The Crown case that David killed four people and then took his dog on a paper round before coming home to kill his father and then leave a false trail, along with the other planning and deception they say is involved, is totally incompatible with the person David was and is.

On the other hand, Robin, as we have seen from the empirical data, and putting it in plain language, is a dead ringer for the profile of a despairing-type perpetrator of familicide.

A proud man who sees himself as the head of the family, who has been rejected by his wife.

A man who is becoming angry and frustrated at not finding the standard of employment he feels he deserves.

A man suffering shame and ignominy from the lips of his own daughter; true or false as her stories may have been, the shame would be the same.

A man who applied for stress leave not long before the tragedy.

A man tidying up loose ends.

A man said by his peers to have lost the ability to act rationally.

A man who for years had been living in embarrassing conditions in a derelict van in a paddock with no ablution facilities.

A man who according to his very loyal brother was going back home to "face up to it all again", or words to that effect.

A man who had been a hunter and user of firearms all his life.

A man who had two books on his bedside table, each of which involved death as their main theme and the one he appeared to be reading entitled Death Comes as the End.

A man who had a pile of bullet shells fired by the murder weapon on his dresser.

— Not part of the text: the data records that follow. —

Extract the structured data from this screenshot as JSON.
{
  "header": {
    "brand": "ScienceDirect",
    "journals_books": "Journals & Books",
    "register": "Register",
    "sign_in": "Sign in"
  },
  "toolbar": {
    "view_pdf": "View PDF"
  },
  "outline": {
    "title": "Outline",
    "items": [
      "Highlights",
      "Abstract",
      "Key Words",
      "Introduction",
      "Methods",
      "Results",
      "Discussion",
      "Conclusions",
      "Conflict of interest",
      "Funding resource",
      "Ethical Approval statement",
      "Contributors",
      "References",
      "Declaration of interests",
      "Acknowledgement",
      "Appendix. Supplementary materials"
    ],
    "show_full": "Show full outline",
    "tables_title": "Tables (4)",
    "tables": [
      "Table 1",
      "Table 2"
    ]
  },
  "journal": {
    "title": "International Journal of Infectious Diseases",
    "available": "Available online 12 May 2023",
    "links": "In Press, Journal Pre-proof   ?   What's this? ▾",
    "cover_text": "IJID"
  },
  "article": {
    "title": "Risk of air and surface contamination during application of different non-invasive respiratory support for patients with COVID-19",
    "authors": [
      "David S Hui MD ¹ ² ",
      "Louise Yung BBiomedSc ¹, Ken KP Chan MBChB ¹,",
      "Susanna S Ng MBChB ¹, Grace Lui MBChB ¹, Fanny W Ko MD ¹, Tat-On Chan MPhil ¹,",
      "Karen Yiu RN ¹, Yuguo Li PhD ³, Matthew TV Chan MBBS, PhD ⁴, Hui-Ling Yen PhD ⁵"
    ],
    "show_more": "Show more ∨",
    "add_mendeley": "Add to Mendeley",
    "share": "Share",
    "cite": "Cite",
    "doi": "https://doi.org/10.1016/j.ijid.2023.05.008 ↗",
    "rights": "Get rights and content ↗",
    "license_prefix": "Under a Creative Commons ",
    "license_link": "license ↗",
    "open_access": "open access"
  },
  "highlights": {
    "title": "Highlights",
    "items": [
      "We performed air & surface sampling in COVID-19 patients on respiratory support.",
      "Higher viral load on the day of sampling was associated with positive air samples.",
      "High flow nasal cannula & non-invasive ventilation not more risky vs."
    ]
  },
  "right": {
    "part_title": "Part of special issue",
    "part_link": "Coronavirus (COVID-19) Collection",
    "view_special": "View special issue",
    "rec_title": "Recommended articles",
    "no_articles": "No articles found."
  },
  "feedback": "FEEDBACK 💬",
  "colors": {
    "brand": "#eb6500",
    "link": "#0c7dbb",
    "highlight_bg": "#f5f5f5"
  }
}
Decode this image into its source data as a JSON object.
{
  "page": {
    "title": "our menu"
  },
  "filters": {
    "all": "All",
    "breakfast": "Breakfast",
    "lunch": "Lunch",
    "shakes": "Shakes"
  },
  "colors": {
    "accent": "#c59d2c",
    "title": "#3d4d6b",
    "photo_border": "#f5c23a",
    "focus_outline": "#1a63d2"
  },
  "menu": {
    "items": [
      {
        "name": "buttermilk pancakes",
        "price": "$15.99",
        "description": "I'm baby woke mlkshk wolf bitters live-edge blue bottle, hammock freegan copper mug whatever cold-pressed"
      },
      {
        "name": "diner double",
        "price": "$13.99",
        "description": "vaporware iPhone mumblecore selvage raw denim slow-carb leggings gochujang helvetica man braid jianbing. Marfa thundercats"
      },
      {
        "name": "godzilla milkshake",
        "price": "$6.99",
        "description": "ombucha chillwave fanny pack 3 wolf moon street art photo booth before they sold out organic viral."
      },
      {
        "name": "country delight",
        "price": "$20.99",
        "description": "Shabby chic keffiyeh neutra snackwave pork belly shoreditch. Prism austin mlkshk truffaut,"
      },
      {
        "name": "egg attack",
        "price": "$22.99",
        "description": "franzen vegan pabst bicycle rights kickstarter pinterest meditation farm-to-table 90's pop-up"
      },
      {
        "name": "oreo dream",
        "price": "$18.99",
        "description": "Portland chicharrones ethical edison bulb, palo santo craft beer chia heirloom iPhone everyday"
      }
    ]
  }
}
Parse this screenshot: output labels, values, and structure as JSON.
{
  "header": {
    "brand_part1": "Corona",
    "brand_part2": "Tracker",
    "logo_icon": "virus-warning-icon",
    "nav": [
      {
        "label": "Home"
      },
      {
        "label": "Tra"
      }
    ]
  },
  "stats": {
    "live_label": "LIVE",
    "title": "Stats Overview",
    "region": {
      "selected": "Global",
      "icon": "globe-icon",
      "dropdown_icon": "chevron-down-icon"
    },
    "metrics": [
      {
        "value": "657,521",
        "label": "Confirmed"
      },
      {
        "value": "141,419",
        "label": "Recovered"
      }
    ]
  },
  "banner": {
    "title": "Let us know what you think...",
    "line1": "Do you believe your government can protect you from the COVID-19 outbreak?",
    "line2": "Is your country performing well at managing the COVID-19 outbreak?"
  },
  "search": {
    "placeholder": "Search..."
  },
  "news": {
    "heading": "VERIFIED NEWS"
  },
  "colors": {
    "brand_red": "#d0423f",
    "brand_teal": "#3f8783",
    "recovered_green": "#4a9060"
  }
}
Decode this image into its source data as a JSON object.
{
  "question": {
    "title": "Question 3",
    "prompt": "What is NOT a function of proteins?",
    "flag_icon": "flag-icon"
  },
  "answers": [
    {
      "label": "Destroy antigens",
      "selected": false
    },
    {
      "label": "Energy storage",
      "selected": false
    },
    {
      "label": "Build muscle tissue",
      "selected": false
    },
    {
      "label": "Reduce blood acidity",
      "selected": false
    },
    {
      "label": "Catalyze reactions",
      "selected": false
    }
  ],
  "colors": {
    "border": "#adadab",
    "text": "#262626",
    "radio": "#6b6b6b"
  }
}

A man who was a very experienced school teacher who sent out a school newsletter just days before the tragedy which included three stories written by his pupils about family slayings and prefaced them with the warning that they may disturb.

A man with a bruise and abrasion on his right fist that had been sustained in the hours before his death.

A man whose wife, 15 years earlier, told her close friend and confidant that she was extremely concerned about "Robin's depression".

A man who ultimately succumbed to the combination of factors that causes some men to take the ultimate revenge on life in the most inexplicable manner, by destroying his life and the lives of those he loves in an act of what we call familicide.